LIC | Thump the clumps: tips for top pasture quality

Thump the clumps: tips for top pasture quality

We all know how important pasture quality is for profitability.  It’s critical for achieving high milk solids production, cow condition score targets, and good in-calf results.  And what an absolute pain it has been trying to manage quality when the growth rates have been so stop-start this season.  

Significant research has been conducted over many years to back up the need for high quality pasture at every grazing.  In the last few years the Lincoln University Dairy Farm has attained impressive performance by focusing on producing high ME feed at every grazing.

So how do we emulate these results on our own farms?  Firstly, wherever and whenever possible – get the cows to graze down to a post grazing residual of 1,500 to 1,600 kgDM/ha (the famous 7-8 clicks).  

Most importantly, target grazing at the third leaf stage of pasture growth by being on the correct grazing rotation.  

Unfortunately, this is the real world, and many farms don’t have perfect paddocks; or a high enough stocking rate to apply enough grazing pressure everyday throughout the critical times of the season.  Many farms are also without pivot irrigation or have minimal new pastures; and some farmers do lack the time or management skills to achieve the desired post grazing residuals at every single grazing.  Mistakes do happen.

With the cold winter for many this season, the onset of Sudden Stem Syndrome will come surprisingly early in a lot of regions.  Ryegrass stem elongation (with the associated hardened stalky clumps) is appearing now – well in advance of typical seed head emergence.  Average pasture covers are going from rags to riches on my farms and right around the country from all accounts.  This is starting to cause some serious grazing management issues.  

If too much grass has been left behind, another common option earlier in the season has been that of using any available dry cows or the yearling heifers to clean up.  Alas – these “follow-up” grazers often don’t take the clumps down.  They simply take the grass down between the clumps – further exacerbating the quality issue.  

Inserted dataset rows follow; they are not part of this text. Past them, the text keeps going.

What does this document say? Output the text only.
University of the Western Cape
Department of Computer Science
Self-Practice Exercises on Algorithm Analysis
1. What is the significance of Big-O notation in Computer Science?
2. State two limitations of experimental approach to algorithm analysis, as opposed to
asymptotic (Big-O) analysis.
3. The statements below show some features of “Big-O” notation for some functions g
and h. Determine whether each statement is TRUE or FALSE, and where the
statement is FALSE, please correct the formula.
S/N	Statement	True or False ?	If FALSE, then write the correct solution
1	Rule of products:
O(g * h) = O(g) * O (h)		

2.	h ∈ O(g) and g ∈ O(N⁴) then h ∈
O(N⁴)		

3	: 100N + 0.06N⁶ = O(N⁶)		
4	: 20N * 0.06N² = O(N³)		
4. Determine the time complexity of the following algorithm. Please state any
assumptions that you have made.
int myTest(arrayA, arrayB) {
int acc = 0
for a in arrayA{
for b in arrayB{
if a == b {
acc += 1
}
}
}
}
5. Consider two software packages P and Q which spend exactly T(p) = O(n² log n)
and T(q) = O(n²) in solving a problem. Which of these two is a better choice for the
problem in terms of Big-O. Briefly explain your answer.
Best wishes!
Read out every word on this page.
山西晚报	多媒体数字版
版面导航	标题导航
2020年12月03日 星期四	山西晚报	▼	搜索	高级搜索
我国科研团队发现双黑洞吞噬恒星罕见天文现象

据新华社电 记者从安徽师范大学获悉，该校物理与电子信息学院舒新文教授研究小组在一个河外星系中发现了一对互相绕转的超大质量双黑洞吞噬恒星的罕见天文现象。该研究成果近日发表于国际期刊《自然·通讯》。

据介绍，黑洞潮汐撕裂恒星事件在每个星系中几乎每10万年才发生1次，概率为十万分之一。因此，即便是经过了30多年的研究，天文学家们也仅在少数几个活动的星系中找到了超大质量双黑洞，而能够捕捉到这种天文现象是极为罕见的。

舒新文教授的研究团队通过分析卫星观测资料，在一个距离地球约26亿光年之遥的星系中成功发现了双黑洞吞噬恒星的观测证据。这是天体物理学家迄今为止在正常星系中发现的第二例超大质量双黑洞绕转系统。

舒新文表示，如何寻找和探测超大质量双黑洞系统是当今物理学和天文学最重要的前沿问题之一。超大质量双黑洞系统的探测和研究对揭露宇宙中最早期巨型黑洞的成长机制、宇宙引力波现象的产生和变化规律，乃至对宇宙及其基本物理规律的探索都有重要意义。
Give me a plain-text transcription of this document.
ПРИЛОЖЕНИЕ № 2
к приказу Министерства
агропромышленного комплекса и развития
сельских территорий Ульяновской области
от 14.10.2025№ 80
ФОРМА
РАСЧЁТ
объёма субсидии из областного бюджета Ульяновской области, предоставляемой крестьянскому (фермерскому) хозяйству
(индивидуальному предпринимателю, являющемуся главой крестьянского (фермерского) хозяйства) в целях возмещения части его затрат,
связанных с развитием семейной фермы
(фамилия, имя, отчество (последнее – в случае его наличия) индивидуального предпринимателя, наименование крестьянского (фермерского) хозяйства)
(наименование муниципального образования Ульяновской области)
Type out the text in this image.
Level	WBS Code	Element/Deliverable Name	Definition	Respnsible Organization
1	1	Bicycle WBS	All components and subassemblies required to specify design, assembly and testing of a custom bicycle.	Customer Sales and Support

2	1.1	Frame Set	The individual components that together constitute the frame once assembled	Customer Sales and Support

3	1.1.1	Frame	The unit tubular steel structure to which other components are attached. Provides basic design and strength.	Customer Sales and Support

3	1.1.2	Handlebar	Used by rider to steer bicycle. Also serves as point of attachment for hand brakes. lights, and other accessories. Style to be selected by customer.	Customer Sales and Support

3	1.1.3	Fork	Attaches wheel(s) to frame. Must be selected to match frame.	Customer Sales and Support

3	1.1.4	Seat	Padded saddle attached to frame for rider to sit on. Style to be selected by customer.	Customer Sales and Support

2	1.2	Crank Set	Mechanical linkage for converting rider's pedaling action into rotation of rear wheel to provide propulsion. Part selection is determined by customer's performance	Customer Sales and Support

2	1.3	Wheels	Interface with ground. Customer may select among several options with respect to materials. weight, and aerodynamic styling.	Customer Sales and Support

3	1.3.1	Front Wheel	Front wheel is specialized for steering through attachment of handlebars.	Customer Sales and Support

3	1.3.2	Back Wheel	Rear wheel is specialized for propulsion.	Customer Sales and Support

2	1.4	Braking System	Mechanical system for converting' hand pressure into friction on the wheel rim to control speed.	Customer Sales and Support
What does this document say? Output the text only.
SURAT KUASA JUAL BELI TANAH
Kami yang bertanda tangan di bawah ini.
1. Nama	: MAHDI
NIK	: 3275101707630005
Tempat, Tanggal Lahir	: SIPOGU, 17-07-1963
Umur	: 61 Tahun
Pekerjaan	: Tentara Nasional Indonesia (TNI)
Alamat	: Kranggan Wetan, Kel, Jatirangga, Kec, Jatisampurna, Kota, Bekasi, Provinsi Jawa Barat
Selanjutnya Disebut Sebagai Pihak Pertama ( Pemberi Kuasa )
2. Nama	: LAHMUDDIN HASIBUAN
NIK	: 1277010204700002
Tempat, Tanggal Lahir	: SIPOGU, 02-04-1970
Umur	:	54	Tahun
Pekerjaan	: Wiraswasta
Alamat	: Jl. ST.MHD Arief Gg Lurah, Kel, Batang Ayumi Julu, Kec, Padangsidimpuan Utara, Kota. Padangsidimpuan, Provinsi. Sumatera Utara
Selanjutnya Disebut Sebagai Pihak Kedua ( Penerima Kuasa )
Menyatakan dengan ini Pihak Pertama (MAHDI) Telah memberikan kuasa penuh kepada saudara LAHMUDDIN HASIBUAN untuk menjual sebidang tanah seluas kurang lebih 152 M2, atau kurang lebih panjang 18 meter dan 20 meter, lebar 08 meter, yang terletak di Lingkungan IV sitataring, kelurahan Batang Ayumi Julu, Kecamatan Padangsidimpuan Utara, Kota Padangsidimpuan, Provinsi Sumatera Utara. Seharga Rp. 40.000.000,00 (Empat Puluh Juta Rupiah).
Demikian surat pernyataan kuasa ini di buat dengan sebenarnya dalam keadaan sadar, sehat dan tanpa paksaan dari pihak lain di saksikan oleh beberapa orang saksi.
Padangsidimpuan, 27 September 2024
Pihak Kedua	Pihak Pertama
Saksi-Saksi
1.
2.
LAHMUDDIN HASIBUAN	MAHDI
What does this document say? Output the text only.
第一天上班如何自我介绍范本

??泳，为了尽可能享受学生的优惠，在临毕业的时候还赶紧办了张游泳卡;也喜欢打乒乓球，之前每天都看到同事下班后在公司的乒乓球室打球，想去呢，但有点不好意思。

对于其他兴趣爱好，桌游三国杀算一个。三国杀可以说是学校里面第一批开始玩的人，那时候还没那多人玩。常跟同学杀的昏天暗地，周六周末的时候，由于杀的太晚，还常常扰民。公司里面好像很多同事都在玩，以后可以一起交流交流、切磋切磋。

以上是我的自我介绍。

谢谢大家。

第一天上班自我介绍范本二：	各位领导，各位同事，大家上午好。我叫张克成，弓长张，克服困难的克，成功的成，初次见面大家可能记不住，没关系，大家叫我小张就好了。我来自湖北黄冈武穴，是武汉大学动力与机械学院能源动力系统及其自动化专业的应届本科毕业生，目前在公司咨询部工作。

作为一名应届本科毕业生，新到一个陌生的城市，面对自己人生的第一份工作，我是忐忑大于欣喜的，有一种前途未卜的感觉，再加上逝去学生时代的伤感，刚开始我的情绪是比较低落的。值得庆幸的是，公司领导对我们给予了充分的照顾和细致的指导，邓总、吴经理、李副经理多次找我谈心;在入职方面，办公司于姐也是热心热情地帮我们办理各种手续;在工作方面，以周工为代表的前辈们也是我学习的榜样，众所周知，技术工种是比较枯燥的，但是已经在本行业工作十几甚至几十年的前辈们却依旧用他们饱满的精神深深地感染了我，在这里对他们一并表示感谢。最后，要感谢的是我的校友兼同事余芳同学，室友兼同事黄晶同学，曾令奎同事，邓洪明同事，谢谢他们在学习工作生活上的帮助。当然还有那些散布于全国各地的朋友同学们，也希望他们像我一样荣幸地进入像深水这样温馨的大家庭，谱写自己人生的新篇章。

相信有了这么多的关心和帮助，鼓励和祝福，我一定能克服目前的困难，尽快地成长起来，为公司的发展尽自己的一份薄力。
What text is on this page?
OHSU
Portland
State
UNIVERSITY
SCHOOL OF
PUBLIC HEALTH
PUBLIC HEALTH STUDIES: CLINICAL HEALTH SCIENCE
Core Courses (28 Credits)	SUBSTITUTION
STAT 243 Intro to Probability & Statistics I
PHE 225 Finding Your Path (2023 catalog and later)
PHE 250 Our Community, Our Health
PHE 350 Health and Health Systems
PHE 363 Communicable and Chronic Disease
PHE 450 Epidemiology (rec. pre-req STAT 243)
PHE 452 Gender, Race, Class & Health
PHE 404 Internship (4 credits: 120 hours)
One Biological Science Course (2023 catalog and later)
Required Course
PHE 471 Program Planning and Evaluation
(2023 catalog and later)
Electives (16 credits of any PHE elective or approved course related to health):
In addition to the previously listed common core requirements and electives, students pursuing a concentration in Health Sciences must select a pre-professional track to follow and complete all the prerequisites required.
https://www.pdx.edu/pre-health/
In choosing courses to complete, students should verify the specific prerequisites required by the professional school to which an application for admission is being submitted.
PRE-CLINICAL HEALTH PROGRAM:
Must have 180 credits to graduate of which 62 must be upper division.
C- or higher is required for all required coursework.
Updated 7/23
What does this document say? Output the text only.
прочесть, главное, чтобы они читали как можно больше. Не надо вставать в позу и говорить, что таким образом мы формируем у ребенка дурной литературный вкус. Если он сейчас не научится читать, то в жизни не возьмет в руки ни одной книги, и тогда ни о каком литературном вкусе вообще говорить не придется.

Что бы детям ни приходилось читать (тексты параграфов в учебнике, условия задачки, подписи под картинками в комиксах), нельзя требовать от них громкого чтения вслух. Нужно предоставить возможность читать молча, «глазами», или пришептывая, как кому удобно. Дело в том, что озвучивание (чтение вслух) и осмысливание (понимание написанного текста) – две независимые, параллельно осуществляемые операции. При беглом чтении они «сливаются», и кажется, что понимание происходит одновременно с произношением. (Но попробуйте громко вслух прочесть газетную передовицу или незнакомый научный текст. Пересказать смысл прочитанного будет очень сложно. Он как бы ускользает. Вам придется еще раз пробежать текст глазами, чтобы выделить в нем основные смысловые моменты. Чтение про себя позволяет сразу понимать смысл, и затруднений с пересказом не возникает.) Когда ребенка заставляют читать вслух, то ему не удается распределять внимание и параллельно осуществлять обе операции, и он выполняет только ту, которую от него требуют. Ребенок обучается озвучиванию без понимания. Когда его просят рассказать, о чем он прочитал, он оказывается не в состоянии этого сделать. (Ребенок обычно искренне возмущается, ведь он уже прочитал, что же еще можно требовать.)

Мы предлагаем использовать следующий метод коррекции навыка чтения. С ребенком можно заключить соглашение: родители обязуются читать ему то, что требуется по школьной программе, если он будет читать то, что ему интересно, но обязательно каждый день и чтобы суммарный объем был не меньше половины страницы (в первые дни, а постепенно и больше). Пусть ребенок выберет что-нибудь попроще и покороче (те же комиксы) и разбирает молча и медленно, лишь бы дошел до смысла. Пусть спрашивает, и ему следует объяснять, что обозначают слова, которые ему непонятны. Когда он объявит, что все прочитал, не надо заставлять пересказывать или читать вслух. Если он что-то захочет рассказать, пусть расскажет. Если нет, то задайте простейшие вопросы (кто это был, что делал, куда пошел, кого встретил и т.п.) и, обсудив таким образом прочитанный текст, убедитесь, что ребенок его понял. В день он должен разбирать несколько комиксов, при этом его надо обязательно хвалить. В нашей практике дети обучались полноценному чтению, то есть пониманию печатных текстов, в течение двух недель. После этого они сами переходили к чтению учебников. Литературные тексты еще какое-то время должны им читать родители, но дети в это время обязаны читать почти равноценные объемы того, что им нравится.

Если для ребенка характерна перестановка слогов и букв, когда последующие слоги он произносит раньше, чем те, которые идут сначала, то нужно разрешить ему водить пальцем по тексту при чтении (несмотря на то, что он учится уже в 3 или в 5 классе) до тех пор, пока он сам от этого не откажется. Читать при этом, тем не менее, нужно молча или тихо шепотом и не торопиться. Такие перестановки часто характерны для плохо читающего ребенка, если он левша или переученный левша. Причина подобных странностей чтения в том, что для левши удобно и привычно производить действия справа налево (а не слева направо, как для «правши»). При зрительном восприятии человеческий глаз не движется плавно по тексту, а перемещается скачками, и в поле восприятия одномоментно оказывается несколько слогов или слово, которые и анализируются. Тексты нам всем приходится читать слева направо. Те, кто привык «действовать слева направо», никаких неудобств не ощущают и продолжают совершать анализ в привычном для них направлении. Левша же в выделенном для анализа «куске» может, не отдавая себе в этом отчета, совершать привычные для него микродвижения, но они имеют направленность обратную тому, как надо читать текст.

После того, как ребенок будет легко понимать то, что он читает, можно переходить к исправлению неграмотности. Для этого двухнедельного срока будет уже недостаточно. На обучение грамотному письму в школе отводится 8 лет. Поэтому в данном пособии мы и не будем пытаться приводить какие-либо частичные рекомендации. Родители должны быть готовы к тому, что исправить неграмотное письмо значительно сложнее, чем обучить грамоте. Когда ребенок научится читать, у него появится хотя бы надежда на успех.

We dearly need those hardened clumps back in the grazing round as they typically grow twice as fast as the rest of the sward.  They will produce a significant amount of available feed in the next round if they can be made palatable again.  

Paddocks are being dropped out for supplements and summer/winter cropping programmes, and of course the milking cows are being put back into paddocks wherever practical to clean up.  When putting the milking cows back into paddocks to try and clean up high grazing residuals, the first thing to ask is – “is it achievable”?  

Sometimes the pasture quality in that residual may be too far gone (stalky and ungrazeable), and you may in fact achieve very little apart from cows bellowing at the gate, and a shock in the vat at the next milking.  Also consider the cost of time shifting the mob twice, the likelihood that the next designated paddock will now also have a quality problem due to a grazing delay, and the possible issues you may have with lost milk production, increased lameness, reduced cow condition score or reproduction losses due to the likelihood of underfeeding or low quality feed during that clean-up of that paddock.

For many, the problem of these increasing post grazing pasture residuals will need to be dealt with by burning diesel.  So – if we are going to burn diesel, what’s the best way to do this?   

Be strategic with your mowing:

  • Always let the cows graze it first when you have it right.  If the cows leave clumps that will have a detrimental effect on cow performance – top it.
  • Top any clumps or high residuals left after grazing.  If you can’t mow the paddock, use the cows to clean it up; but expect lower production.  Aim for 1,500 to 1,600 residuals with the mower.
  • Mow excess feed in front.  That is, feeds 200 kgDM/ha + more than cow requirements, but only mow in front if you have quality feed down to the 1,500 to 1,600 residual.  This can be a useful tool if you don’t have a genuine surplus (just a couple of paddocks), or if the silage contractor is delayed.  
  • Note that if there was poor quality, a high residual or weeds on the last round, better to let the cows pick the eyes out of it; and top behind.  You can then mow in front on the next round if there is excess feed; or simply let the cows graze it.
  • It is important to remember that clumps left going into summer don’t grow either.  They are usually unpalatable and are not eaten by the cows – so top any rubbish pasture going into the dry.  It is good practice to get these clumps sorted down to 1,500 – 1,600 whenever practical.

Mowing typically costs $50/ha, including fuel, labour and depreciation etc.  It’s a useful tool to aid us in our never-ending quest to have the highest possible pasture quality available at each grazing.  

There will be many times in a season when it may well be more profitable to use the mower than the cow to clean up, particularly if the residual is hardened and not suitable for milking feed.  

Use it as a tool as required – and thump the clumps to help optimise profitable milk in the vat this season.